Emicizumab replaces factor VIII
In a controlled phase III trial in children, emicizumab improves 95% of children with hemophilia who no longer have any hemorrhagic episode requiring factor VIII replacement therapy. The researchers treated 60 children aged 1 to 12 who had a Factor VIII inhibitor, which prevented them from being treated effectively with the Factor VIII replacement infusions.
This shows that emicizumab, a bispecific anti-factor Xa and X monoclonal antibody that acts as a factor VIII cofactor, is effective in preventing hemorrhages associated with hemophilia A, the most common form and the most complex to treat hemophilia. These benefits are not accompanied by serious adverse events associated with emicizumab.
Correct tolerance
Emicizumab works like Factor VIII, therefore allowing the blood to clot, but it has a different structure, which makes it unrecognizable by anti-Factor VIII antibodies.
In some patients, repeated infusions of Factor VIII cause the body and its immune system to develop antibodies which bind to the replacement Factor VIII provided by the infusion and make it ineffective.
Previous studies with emicizumab, conducted in adults and adolescents, had raised concerns about the safety of the product due to bleeding in a few patients during administration of the drug. This was not observed in this trial in children, possibly because the children in this trial used Factor VIII less often since they had Factor VIII infusion less often than adults.
Gene therapy in adults
In a second study on hemophilia A, but in adults this time, a single infusion of an experimental genetic treatment results in greatly improved levels of Factor VIII, the blood clotting protein, which is no longer made in hemophilia A due to the alteration of the gene. Eleven out of 13 adults achieved normal or near normal levels of Factor VIII up to 19 months of follow-up.

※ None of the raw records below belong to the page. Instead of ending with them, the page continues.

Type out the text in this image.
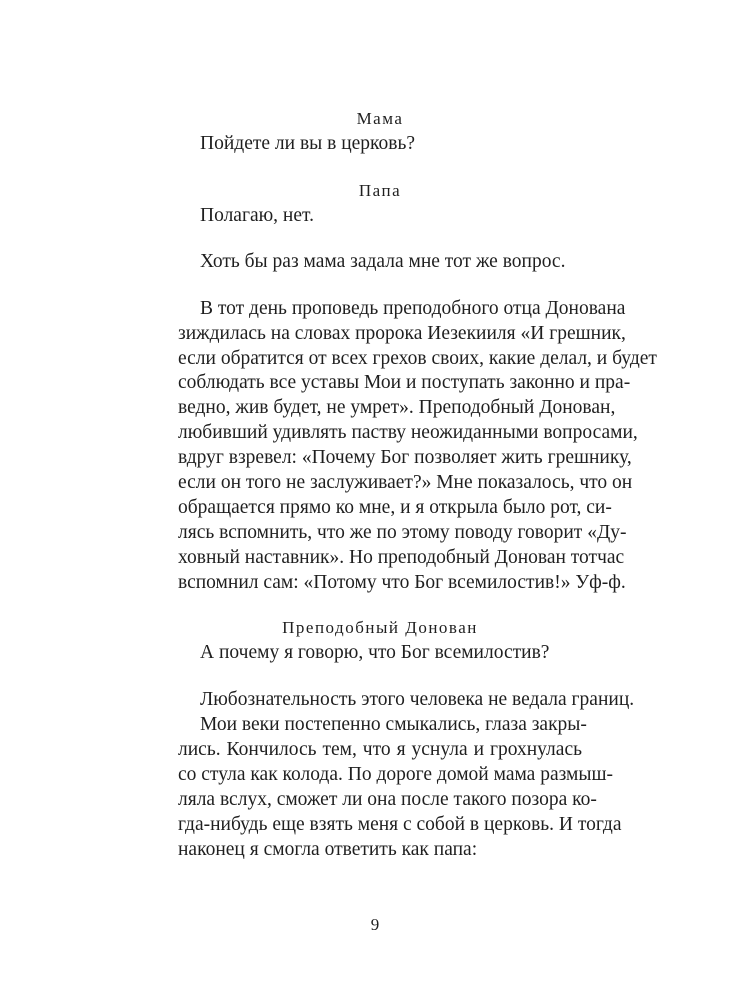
Мама
Пойдете ли вы в церковь?
Папа
Полагаю, нет.
Хоть бы раз мама задала мне тот же вопрос.
В тот день проповедь преподобного отца Донована
зиждилась на словах пророка Иезекииля «И грешник,
если обратится от всех грехов своих, какие делал, и будет
соблюдать все уставы Мои и поступать законно и пра-
ведно, жив будет, не умрет». Преподобный Донован,
любивший удивлять паству неожиданными вопросами,
вдруг взревел: «Почему Бог позволяет жить грешнику,
если он того не заслуживает?» Мне показалось, что он
обращается прямо ко мне, и я открыла было рот, си-
лясь вспомнить, что же по этому поводу говорит «Ду-
ховный наставник». Но преподобный Донован тотчас
вспомнил сам: «Потому что Бог всемилостив!» Уф-ф.
Преподобный Донован
А почему я говорю, что Бог всемилостив?
Любознательность этого человека не ведала границ.
Мои веки постепенно смыкались, глаза закры-
лись. Кончилось тем, что я уснула и грохнулась
со стула как колода. По дороге домой мама размыш-
ляла вслух, сможет ли она после такого позора ко-
гда-нибудь еще взять меня с собой в церковь. И тогда
наконец я смогла ответить как папа:
9
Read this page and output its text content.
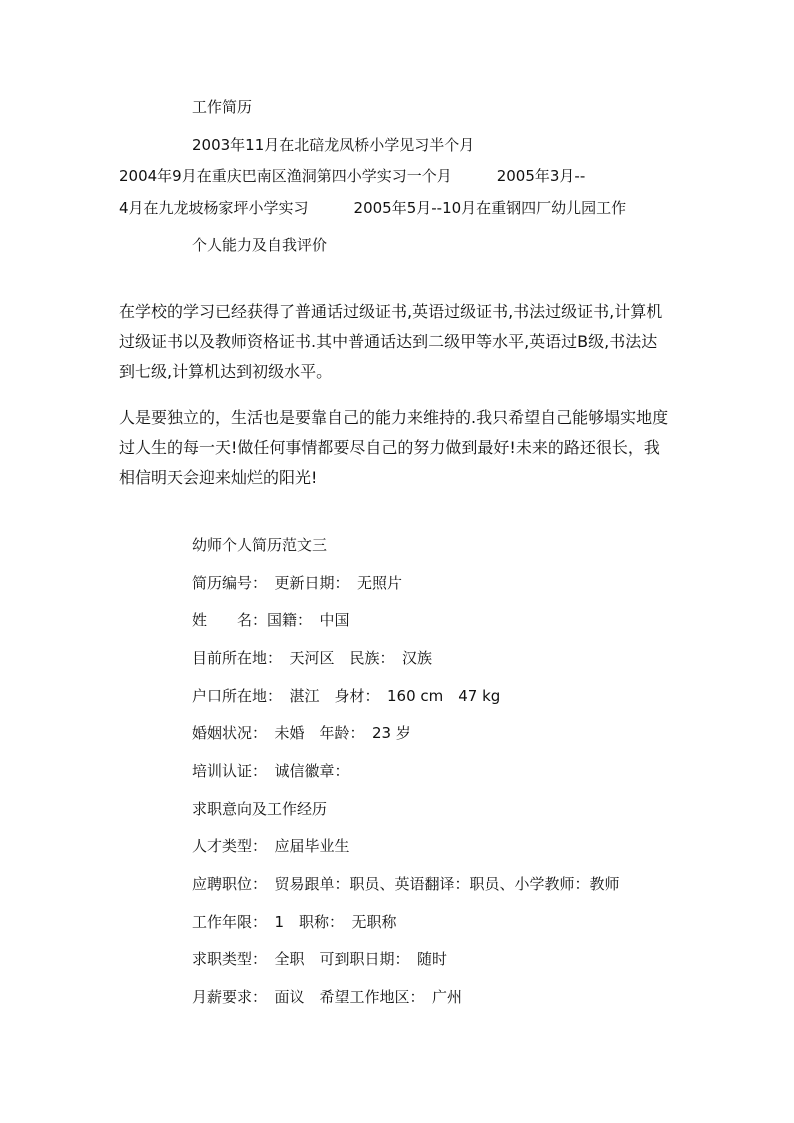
工作简历
2003年11月在北碚龙凤桥小学见习半个月
2004年9月在重庆巴南区渔洞第四小学实习一个月　　　2005年3月--
4月在九龙坡杨家坪小学实习　　　2005年5月--10月在重钢四厂幼儿园工作
个人能力及自我评价
在学校的学习已经获得了普通话过级证书,英语过级证书,书法过级证书,计算机
过级证书以及教师资格证书.其中普通话达到二级甲等水平,英语过B级,书法达
到七级,计算机达到初级水平。
人是要独立的，生活也是要靠自己的能力来维持的.我只希望自己能够塌实地度
过人生的每一天!做任何事情都要尽自己的努力做到最好!未来的路还很长，我
相信明天会迎来灿烂的阳光!
幼师个人简历范文三
简历编号：　更新日期：　无照片
姓　　名：国籍：　中国
目前所在地：　天河区　民族：　汉族
户口所在地：　湛江　身材：　160 cm　47 kg
婚姻状况：　未婚　年龄：　23 岁
培训认证：　诚信徽章：
求职意向及工作经历
人才类型：　应届毕业生
应聘职位：　贸易跟单：职员、英语翻译：职员、小学教师：教师
工作年限：　1　职称：　无职称
求职类型：　全职　可到职日期：　随时
月薪要求：　面议　希望工作地区：　广州
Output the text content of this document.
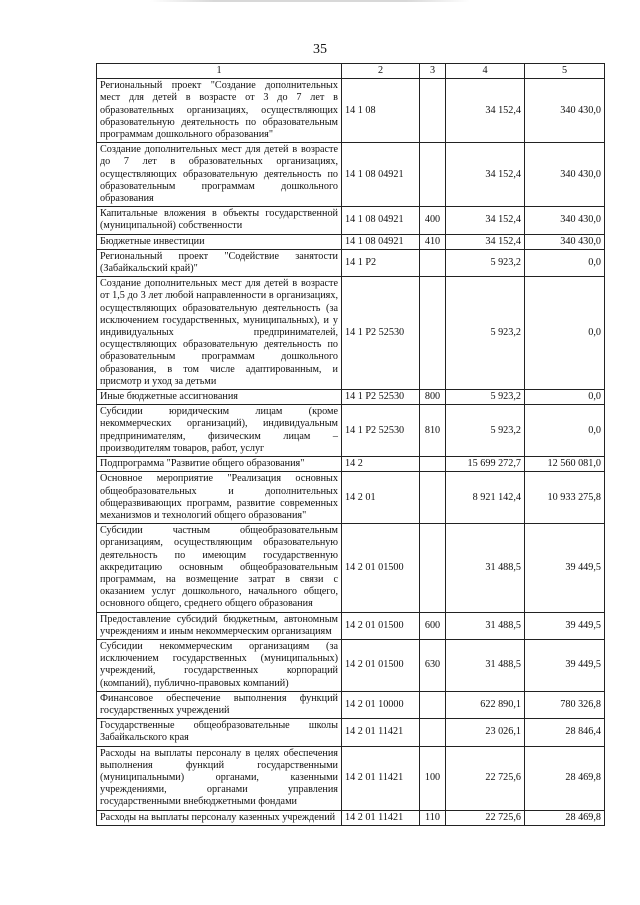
35
1	2	3	4	5
Региональный проект "Создание дополнительных мест для детей в возрасте от 3 до 7 лет в образовательных организациях, осуществляющих образовательную деятельность по образовательным программам дошкольного образования"	14 1 08		34 152,4	340 430,0
Создание дополнительных мест для детей в возрасте до 7 лет в образовательных организациях, осуществляющих образовательную деятельность по образовательным программам дошкольного образования	14 1 08 04921		34 152,4	340 430,0
Капитальные вложения в объекты государственной (муниципальной) собственности	14 1 08 04921	400	34 152,4	340 430,0
Бюджетные инвестиции	14 1 08 04921	410	34 152,4	340 430,0
Региональный проект "Содействие занятости (Забайкальский край)"	14 1 P2		5 923,2	0,0
Создание дополнительных мест для детей в возрасте от 1,5 до 3 лет любой направленности в организациях, осуществляющих образовательную деятельность (за исключением государственных, муниципальных), и у индивидуальных предпринимателей, осуществляющих образовательную деятельность по образовательным программам дошкольного образования, в том числе адаптированным, и присмотр и уход за детьми	14 1 P2 52530		5 923,2	0,0
Иные бюджетные ассигнования	14 1 P2 52530	800	5 923,2	0,0
Субсидии юридическим лицам (кроме некоммерческих организаций), индивидуальным предпринимателям, физическим лицам – производителям товаров, работ, услуг	14 1 P2 52530	810	5 923,2	0,0
Подпрограмма "Развитие общего образования"	14 2		15 699 272,7	12 560 081,0
Основное мероприятие "Реализация основных общеобразовательных и дополнительных общеразвивающих программ, развитие современных механизмов и технологий общего образования"	14 2 01		8 921 142,4	10 933 275,8
Субсидии частным общеобразовательным организациям, осуществляющим образовательную деятельность по имеющим государственную аккредитацию основным общеобразовательным программам, на возмещение затрат в связи с оказанием услуг дошкольного, начального общего, основного общего, среднего общего образования	14 2 01 01500		31 488,5	39 449,5
Предоставление субсидий бюджетным, автономным учреждениям и иным некоммерческим организациям	14 2 01 01500	600	31 488,5	39 449,5
Субсидии некоммерческим организациям (за исключением государственных (муниципальных) учреждений, государственных корпораций (компаний), публично-правовых компаний)	14 2 01 01500	630	31 488,5	39 449,5
Финансовое обеспечение выполнения функций государственных учреждений	14 2 01 10000		622 890,1	780 326,8
Государственные общеобразовательные школы Забайкальского края	14 2 01 11421		23 026,1	28 846,4
Расходы на выплаты персоналу в целях обеспечения выполнения функций государственными (муниципальными) органами, казенными учреждениями, органами управления государственными внебюджетными фондами	14 2 01 11421	100	22 725,6	28 469,8
Расходы на выплаты персоналу казенных учреждений	14 2 01 11421	110	22 725,6	28 469,8
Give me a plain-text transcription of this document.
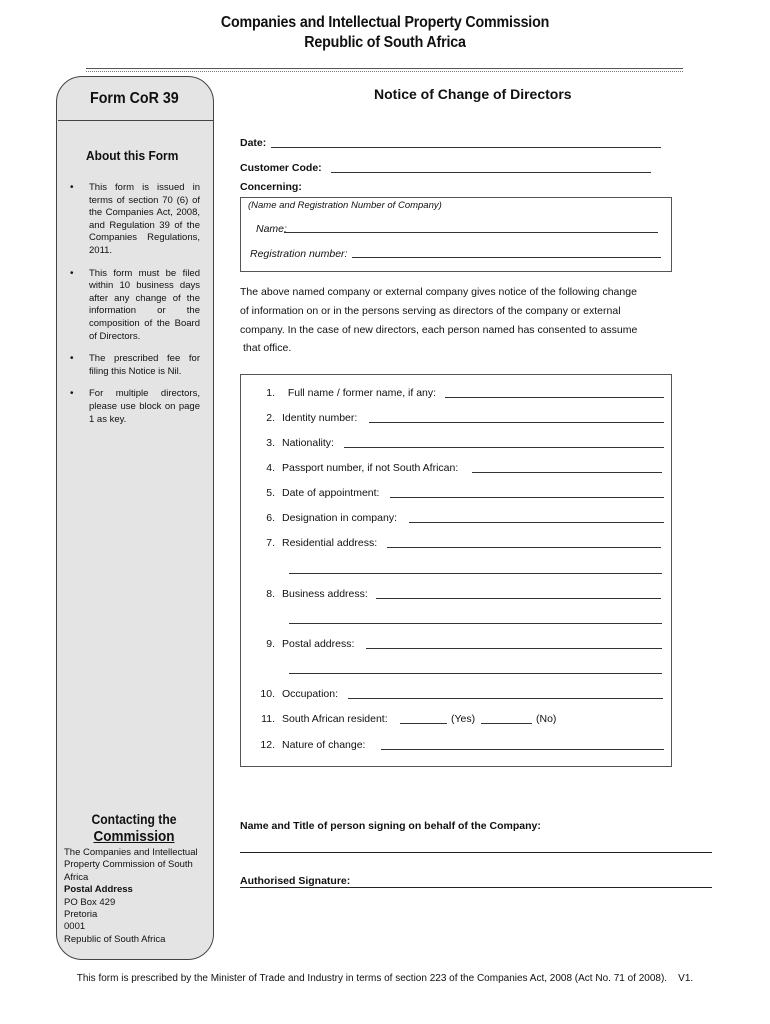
Companies and Intellectual Property Commission
Republic of South Africa
Form CoR 39
About this Form
• This form is issued in terms of section 70 (6) of the Companies Act, 2008, and Regulation 39 of the Companies Regulations, 2011.
• This form must be filed within 10 business days after any change of the information or the composition of the Board of Directors.
• The prescribed fee for filing this Notice is Nil.
• For multiple directors, please use block on page 1 as key.
Contacting the
Commission
The Companies and Intellectual
Property Commission of South Africa
Postal Address
PO Box 429
Pretoria
0001
Republic of South Africa
Notice of Change of Directors
Date:
Customer Code:
Concerning:
(Name and Registration Number of Company)
Name:
Registration number:
The above named company or external company gives notice of the following change
of information on or in the persons serving as directors of the company or external
company. In the case of new directors, each person named has consented to assume
that office.
1.  Full name / former name, if any:
2. Identity number:
3. Nationality:
4. Passport number, if not South African:
5. Date of appointment:
6. Designation in company:
7. Residential address:
8. Business address:
9. Postal address:
10. Occupation:
11. South African resident:	(Yes)	(No)
12. Nature of change:
Name and Title of person signing on behalf of the Company:
Authorised Signature:
This form is prescribed by the Minister of Trade and Industry in terms of section 223 of the Companies Act, 2008 (Act No. 71 of 2008).    V1.
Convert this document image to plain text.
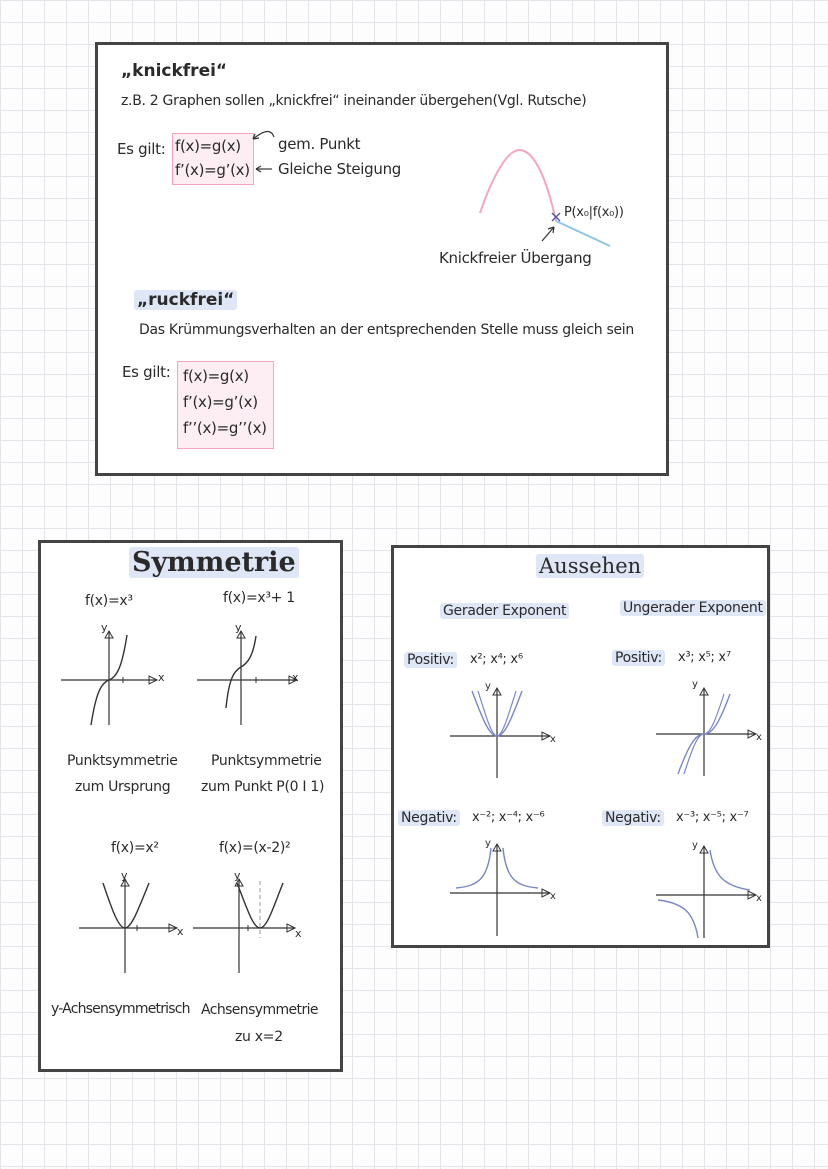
„knickfrei“
z.B. 2 Graphen sollen „knickfrei“ ineinander übergehen(Vgl. Rutsche)
Es gilt: f(x)=g(x)
f’(x)=g’(x)
gem. Punkt
Gleiche Steigung
P(x₀|f(x₀))
Knickfreier Übergang
„ruckfrei“
Das Krümmungsverhalten an der entsprechenden Stelle muss gleich sein
Es gilt: f(x)=g(x)
f’(x)=g’(x)
f’’(x)=g’’(x)
Symmetrie
f(x)=x³	f(x)=x³+ 1
x
y
x
y
Punktsymmetrie
zum Ursprung
Punktsymmetrie
zum Punkt P(0 I 1)
f(x)=x²	f(x)=(x-2)²
x
y
x
y
y-Achsensymmetrisch Achsensymmetrie
zu x=2
Aussehen
Gerader Exponent	Ungerader Exponent
Positiv: x²; x⁴; x⁶	Positiv: x³; x⁵; x⁷
x
y
x
y
Negativ: x⁻²; x⁻⁴; x⁻⁶	Negativ: x⁻³; x⁻⁵; x⁻⁷
x
y
x
y
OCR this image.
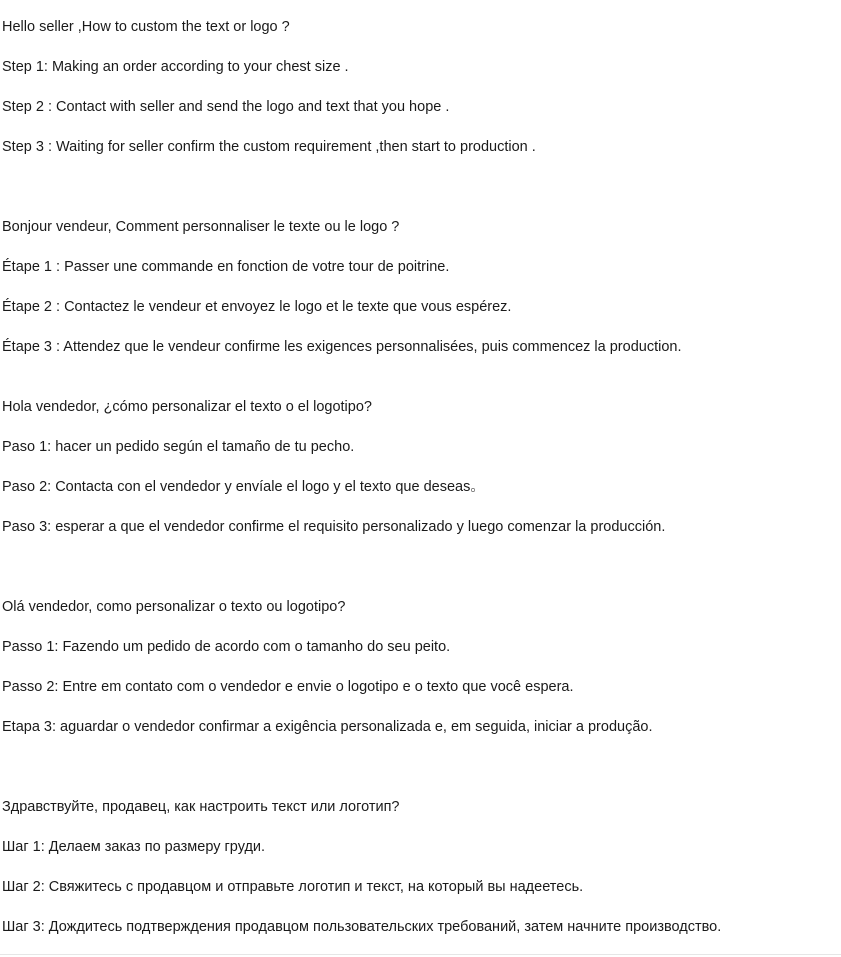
Hello seller ,How to custom the text or logo ?
Step 1: Making an order according to your chest size .
Step 2 : Contact with seller and send the logo and text that you hope .
Step 3 : Waiting for seller confirm the custom requirement ,then start to production .
Bonjour vendeur, Comment personnaliser le texte ou le logo ?
Étape 1 : Passer une commande en fonction de votre tour de poitrine.
Étape 2 : Contactez le vendeur et envoyez le logo et le texte que vous espérez.
Étape 3 : Attendez que le vendeur confirme les exigences personnalisées, puis commencez la production.
Hola vendedor, ¿cómo personalizar el texto o el logotipo?
Paso 1: hacer un pedido según el tamaño de tu pecho.
Paso 2: Contacta con el vendedor y envíale el logo y el texto que deseas。
Paso 3: esperar a que el vendedor confirme el requisito personalizado y luego comenzar la producción.
Olá vendedor, como personalizar o texto ou logotipo?
Passo 1: Fazendo um pedido de acordo com o tamanho do seu peito.
Passo 2: Entre em contato com o vendedor e envie o logotipo e o texto que você espera.
Etapa 3: aguardar o vendedor confirmar a exigência personalizada e, em seguida, iniciar a produção.
Здравствуйте, продавец, как настроить текст или логотип?
Шаг 1: Делаем заказ по размеру груди.
Шаг 2: Свяжитесь с продавцом и отправьте логотип и текст, на который вы надеетесь.
Шаг 3: Дождитесь подтверждения продавцом пользовательских требований, затем начните производство.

Gene therapy uses a viral vector to transfer a functional copy of the gene responsible for the production of Factor VIII into the patient’s body, which is mutated in people with hemophilia A and therefore defective.
This is the first successful gene therapy trial in hemophilia A. Although several gene therapies have been shown to be effective in hemophilia B, a rarer form, gene therapy for hemophilia A is considered more difficult. because it is associated with a much larger and more complex gene. Unlike the multiple intravenous infusions per week of the usual treatment, this gene therapy appears to have lasting effects with a single infusion.
Serious and recurrent bleeding
Hemophilia affects nearly 5,000 people in France, half of them in its major form. There are 2 forms depending on the diseased gene and the missing coagulation protein. Because of this missing protein, the blood of a person with hemophilia does not clot normally. People with hemophilia A produce extremely low levels of Factor VIII, the protein necessary for blood to clot.
Without treatment, patients can suffer from severe bleeding, several times a month, especially in the joints, causing severe pain, with a risk of secondary joint disease: hemophilic arthropathy. The treatment available to prevent bleeding is frequent intravenous infusions of Factor VIII.
Before these treatments, we did not have any methods other than Factor VIII transfusions to prevent joint hemorrhages in hemophiliacs A. The risk has been of transmitting infections in the past and it is still to develop anti-Factor antibodies. VIII which currently reduce its effectiveness.
Emicizumab has been shown to be very effective in preventing life changing bleeding events in children. Gene therapy for hemophilia A represents a scientific breakthrough with the hope of a definitive cure for this disease.